A variable cost function is one of two major cost functions in a company. Accountants or economists track this function as it relates to either production or total cost curves, respectively. The other half to this equation is a company’s fixed costs, which can also represent overhead. In short, the variable cost function changes with any change in a company’s production output, while fixed costs do not. Many different formulas exist in economic analysis to assess the variable costs within a company’s production system.
The variable cost function typically carries the abbreviation VC, which stands for variable cost. AVC stands for average variable cost, another important feature of this cost function. These two abbreviations make it possible for a company to compute various formulas that track the total average cost for a process, designated AC. Fixed costs also carry similar abbreviations, with FC representing fixed costs and AFC average fixed costs. These abbreviations make up the remaining parts of the formula.
The beginning formula to determine average costs is to add together both total fixed costs and total variable costs. Dividing this figure by Q — which stands for quantity — produces the average cost for a given product or process. An alteration to this formula is to add together the average fixed cost and average variable cost for a given product or process. This latter formula produces the same result as the former formula, average cost. The variable cost function here plays an important role in a company’s diminishing returns analysis.
Companies often look to reach an equilibrium point using the average cost formula. The purpose is to find the maximum production point where total average costs equal total average revenue. The variable cost function necessarily increases when a company looks to increase its production output. As the company increases its total average costs, it will reach closer to its planned equilibrium point. At some point, however, variable costs become a drag on a company’s profits.

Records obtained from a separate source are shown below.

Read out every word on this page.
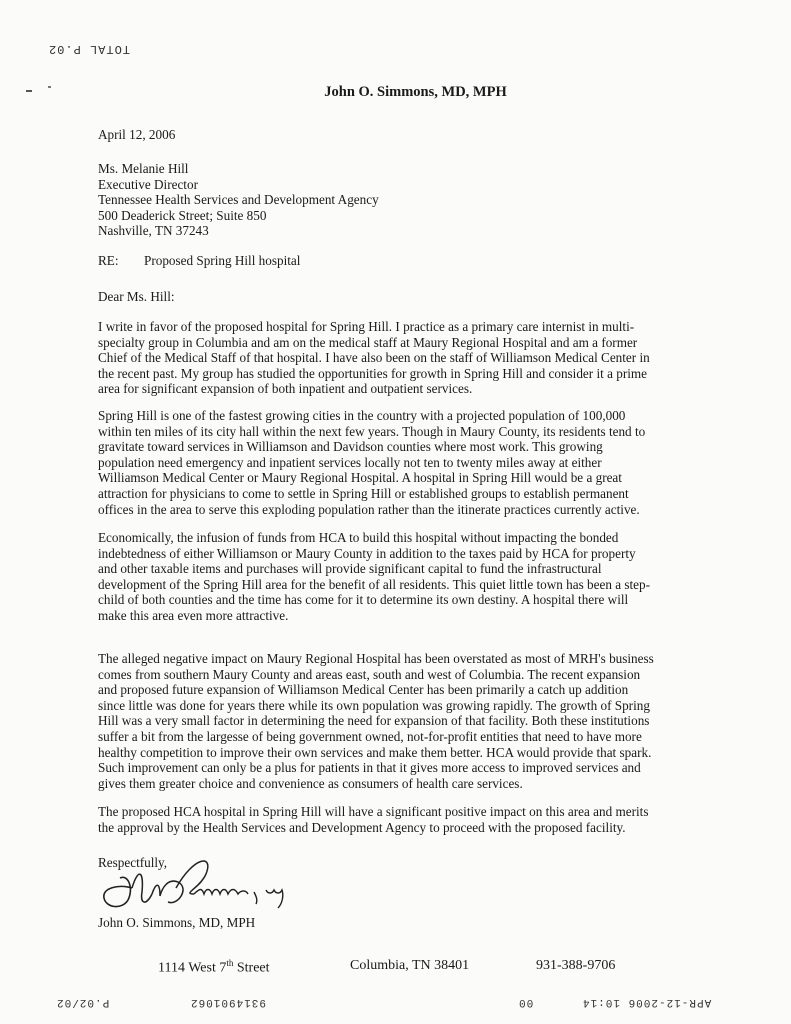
TOTAL P.02
John O. Simmons, MD, MPH
April 12, 2006
Ms. Melanie Hill
Executive Director
Tennessee Health Services and Development Agency
500 Deaderick Street; Suite 850
Nashville, TN 37243
RE: Proposed Spring Hill hospital
Dear Ms. Hill:
I write in favor of the proposed hospital for Spring Hill. I practice as a primary care internist in multi-
specialty group in Columbia and am on the medical staff at Maury Regional Hospital and am a former
Chief of the Medical Staff of that hospital. I have also been on the staff of Williamson Medical Center in
the recent past. My group has studied the opportunities for growth in Spring Hill and consider it a prime
area for significant expansion of both inpatient and outpatient services.
Spring Hill is one of the fastest growing cities in the country with a projected population of 100,000
within ten miles of its city hall within the next few years. Though in Maury County, its residents tend to
gravitate toward services in Williamson and Davidson counties where most work. This growing
population need emergency and inpatient services locally not ten to twenty miles away at either
Williamson Medical Center or Maury Regional Hospital. A hospital in Spring Hill would be a great
attraction for physicians to come to settle in Spring Hill or established groups to establish permanent
offices in the area to serve this exploding population rather than the itinerate practices currently active.
Economically, the infusion of funds from HCA to build this hospital without impacting the bonded
indebtedness of either Williamson or Maury County in addition to the taxes paid by HCA for property
and other taxable items and purchases will provide significant capital to fund the infrastructural
development of the Spring Hill area for the benefit of all residents. This quiet little town has been a step-
child of both counties and the time has come for it to determine its own destiny. A hospital there will
make this area even more attractive.
The alleged negative impact on Maury Regional Hospital has been overstated as most of MRH's business
comes from southern Maury County and areas east, south and west of Columbia. The recent expansion
and proposed future expansion of Williamson Medical Center has been primarily a catch up addition
since little was done for years there while its own population was growing rapidly. The growth of Spring
Hill was a very small factor in determining the need for expansion of that facility. Both these institutions
suffer a bit from the largesse of being government owned, not-for-profit entities that need to have more
healthy competition to improve their own services and make them better. HCA would provide that spark.
Such improvement can only be a plus for patients in that it gives more access to improved services and
gives them greater choice and convenience as consumers of health care services.
The proposed HCA hospital in Spring Hill will have a significant positive impact on this area and merits
the approval by the Health Services and Development Agency to proceed with the proposed facility.
Respectfully,
John O. Simmons, MD, MPH
1114 West 7th Street	Columbia, TN 38401	931-388-9706
P.02/02	9314901062	00	APR-12-2006 10:14
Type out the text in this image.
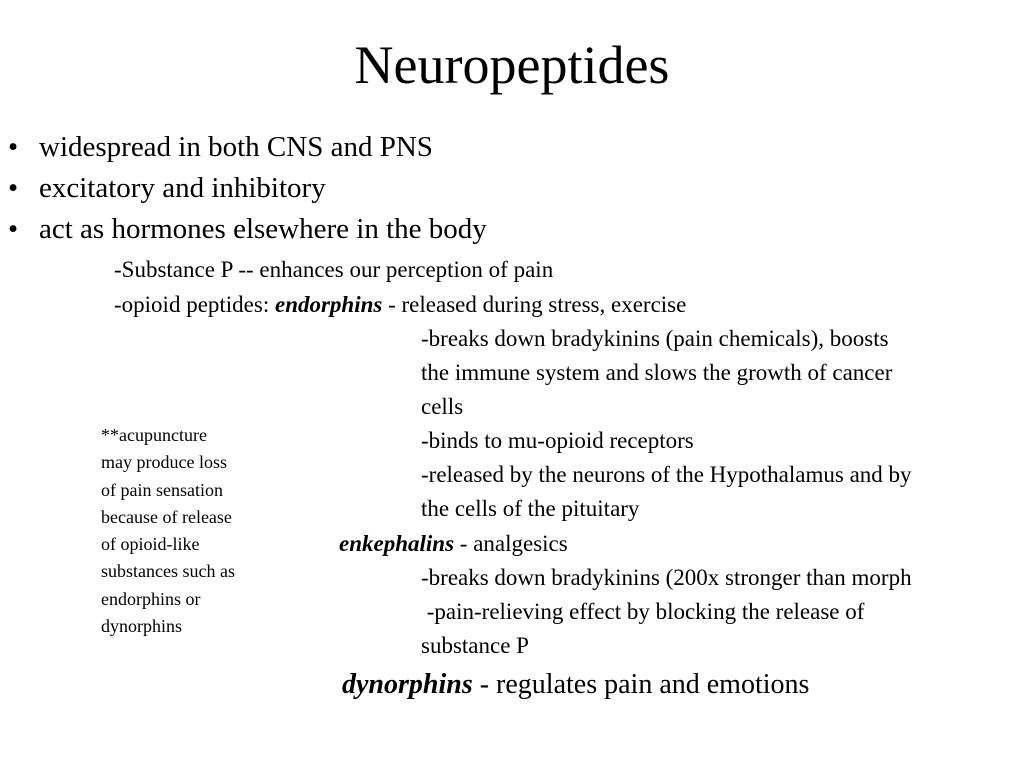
Neuropeptides
• widespread in both CNS and PNS
• excitatory and inhibitory
• act as hormones elsewhere in the body
-Substance P -- enhances our perception of pain
-opioid peptides: endorphins - released during stress, exercise
-breaks down bradykinins (pain chemicals), boosts
the immune system and slows the growth of cancer
cells
-binds to mu-opioid receptors
-released by the neurons of the Hypothalamus and by
the cells of the pituitary
enkephalins - analgesics
-breaks down bradykinins (200x stronger than morph
-pain-relieving effect by blocking the release of
substance P
dynorphins - regulates pain and emotions
**acupuncture
may produce loss
of pain sensation
because of release
of opioid-like
substances such as
endorphins or
dynorphins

When a company continues to increase its variable costs with reckless abandon, it will soon enter a diminishing returns process. This occurs because, no matter how much money a company spends to increase production output — and its related variable cost function — the company will not increase profits. A major reason for this comes from consumer demand that has topped out, with no additional supply able to increase sales. The additional costs simply add to the company’s expenses with no hopes of offsetting them with future revenues.